About 170 garment workers fainted at a factory in Kampong Speu yesterday, the first day Anful Garments Manufacturing reopened after being hit by a mass fainting incident on Monday, workers and government officials said yesterday.

The second mass fainting at the Hong Kong-owned factory, which supplies global retailer H&M, follows the release of a report commissioned by the Swedish retailer that claimed the cause of fainting at another factory that supplies it was “a case of mass pychogenic illness”, or “mass hysteria”.

Han Porn Kun, a doctor with the department of labor and a member of the ministry’s committee on research and prevention of fainting of workers, however, blamed yesterday’s fainting on the factory’s management. It had failed to improve the ventilation system and did not rearrange the production chain according to recommendations made by the committee following Monday’s mass fainting, he told the Post.

Opposition MP Mu Sochua, who visited the factory on Monday, also warned yesterday that global brands that produce garments in Cambodia should be very careful of “peddling this propaganda” about mass hysteria. “Cambodia may be a place where they can abuse workers, but at some point this is going to backfire and hit their customers,” she explained.

“If I were the buyers like H&M, Nike, Gap, I’d bring in a real expert to ensure their names are not tainted globally,” she said, dismissing the two-day investigation commissioned by H&M. It said that workers were being forced to work overtime in violation of labour law and at the same time that the faintings were caused by mass hysteria, she said.

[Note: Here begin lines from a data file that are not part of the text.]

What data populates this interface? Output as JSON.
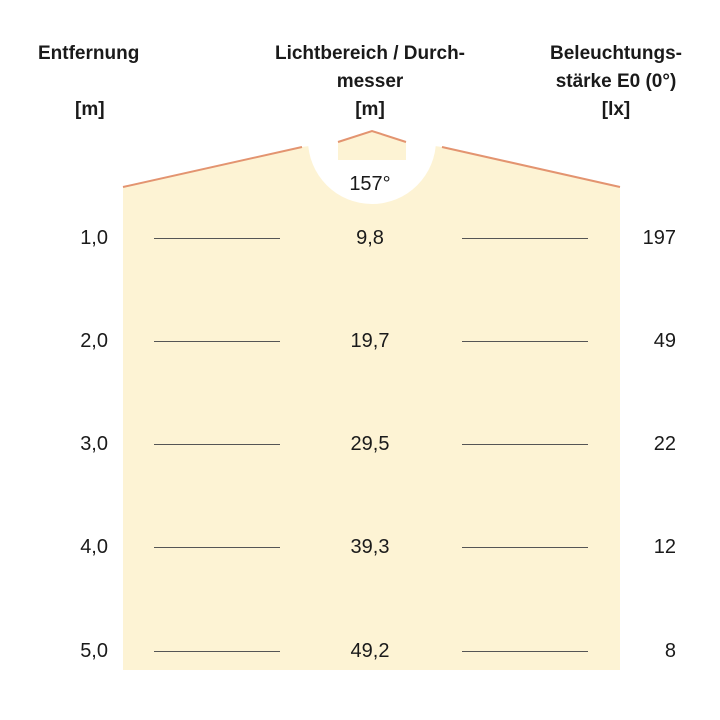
{
  "headers": {
    "distance": {
      "line1": "Entfernung",
      "unit": "[m]"
    },
    "diameter": {
      "line1": "Lichtbereich / Durch-",
      "line2": "messer",
      "unit": "[m]"
    },
    "illuminance": {
      "line1": "Beleuchtungs-",
      "line2": "stärke E0 (0°)",
      "unit": "[lx]"
    }
  },
  "beam_angle": "157°",
  "colors": {
    "fill": "#fdf3d4",
    "edge": "#e39470",
    "text": "#1a1a1a"
  },
  "rows": [
    {
      "distance": "1,0",
      "diameter": "9,8",
      "illuminance": "197"
    },
    {
      "distance": "2,0",
      "diameter": "19,7",
      "illuminance": "49"
    },
    {
      "distance": "3,0",
      "diameter": "29,5",
      "illuminance": "22"
    },
    {
      "distance": "4,0",
      "diameter": "39,3",
      "illuminance": "12"
    },
    {
      "distance": "5,0",
      "diameter": "49,2",
      "illuminance": "8"
    }
  ]
}
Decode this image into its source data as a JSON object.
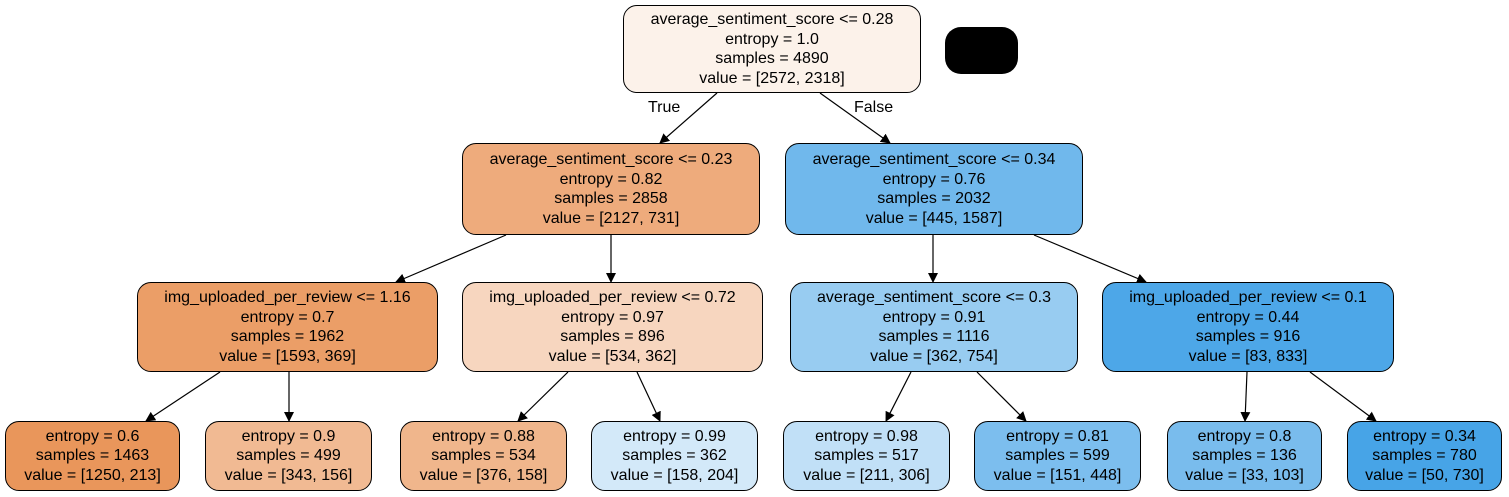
{
  "edge_labels": {
    "true_label": "True",
    "false_label": "False"
  },
  "nodes": [
    {
      "id": "n0",
      "split": "average_sentiment_score <= 0.28",
      "entropy": "entropy = 1.0",
      "samples": "samples = 4890",
      "value": "value = [2572, 2318]",
      "fill": "#fcf2ea"
    },
    {
      "id": "n1",
      "split": "average_sentiment_score <= 0.23",
      "entropy": "entropy = 0.82",
      "samples": "samples = 2858",
      "value": "value = [2127, 731]",
      "fill": "#eeab7c"
    },
    {
      "id": "n2",
      "split": "average_sentiment_score <= 0.34",
      "entropy": "entropy = 0.76",
      "samples": "samples = 2032",
      "value": "value = [445, 1587]",
      "fill": "#70b8ec"
    },
    {
      "id": "n3",
      "split": "img_uploaded_per_review <= 1.16",
      "entropy": "entropy = 0.7",
      "samples": "samples = 1962",
      "value": "value = [1593, 369]",
      "fill": "#eb9e67"
    },
    {
      "id": "n4",
      "split": "img_uploaded_per_review <= 0.72",
      "entropy": "entropy = 0.97",
      "samples": "samples = 896",
      "value": "value = [534, 362]",
      "fill": "#f7d6bf"
    },
    {
      "id": "n5",
      "split": "average_sentiment_score <= 0.3",
      "entropy": "entropy = 0.91",
      "samples": "samples = 1116",
      "value": "value = [362, 754]",
      "fill": "#98ccf1"
    },
    {
      "id": "n6",
      "split": "img_uploaded_per_review <= 0.1",
      "entropy": "entropy = 0.44",
      "samples": "samples = 916",
      "value": "value = [83, 833]",
      "fill": "#4da7e8"
    },
    {
      "id": "n7",
      "split": "",
      "entropy": "entropy = 0.6",
      "samples": "samples = 1463",
      "value": "value = [1250, 213]",
      "fill": "#e9965b"
    },
    {
      "id": "n8",
      "split": "",
      "entropy": "entropy = 0.9",
      "samples": "samples = 499",
      "value": "value = [343, 156]",
      "fill": "#f1ba93"
    },
    {
      "id": "n9",
      "split": "",
      "entropy": "entropy = 0.88",
      "samples": "samples = 534",
      "value": "value = [376, 158]",
      "fill": "#f0b68c"
    },
    {
      "id": "n10",
      "split": "",
      "entropy": "entropy = 0.99",
      "samples": "samples = 362",
      "value": "value = [158, 204]",
      "fill": "#d3e9f9"
    },
    {
      "id": "n11",
      "split": "",
      "entropy": "entropy = 0.98",
      "samples": "samples = 517",
      "value": "value = [211, 306]",
      "fill": "#c1e0f7"
    },
    {
      "id": "n12",
      "split": "",
      "entropy": "entropy = 0.81",
      "samples": "samples = 599",
      "value": "value = [151, 448]",
      "fill": "#7cbeee"
    },
    {
      "id": "n13",
      "split": "",
      "entropy": "entropy = 0.8",
      "samples": "samples = 136",
      "value": "value = [33, 103]",
      "fill": "#79bced"
    },
    {
      "id": "n14",
      "split": "",
      "entropy": "entropy = 0.34",
      "samples": "samples = 780",
      "value": "value = [50, 730]",
      "fill": "#47a4e7"
    }
  ]
}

Anful employee Sim Ra said workers were complaining of numbness in their hands and knees before they started fainting. “My head started aching, I suddenly felt tired, and then I began vomiting,” she said.

Han Porn Kun said the fainting on Monday was caused by the spraying of insecticides on fabrics and said yesterday’s fainting was a result of its failure to clean its environment as it had been ordered to do.

However, Ou Ta, an administrative officer at Anful, said the factory had cleaned its workspaces and blamed the fainting on hysteria.

Han Porn Kun said the factory would be shut until Tuesday so that it could make the improvements to its workplace it was instructed to do.

Mu Sochua said the solution was better wages and improved working environments. “This is not something that is going to go away,” she said.

H&M has yet to respond to questions about the investigation into mass faintings at M&V Manufacturing International in August. Both factories are monitored by the International Labour Organisation’s Better Factories Cambodia program, which is conducting a probe into the faintings that have shut numerous garment factories.

Mu Sochua said inflation was increasing faster than wages and that workers were as a result “unable to put enough calories into their bodies to do their work”.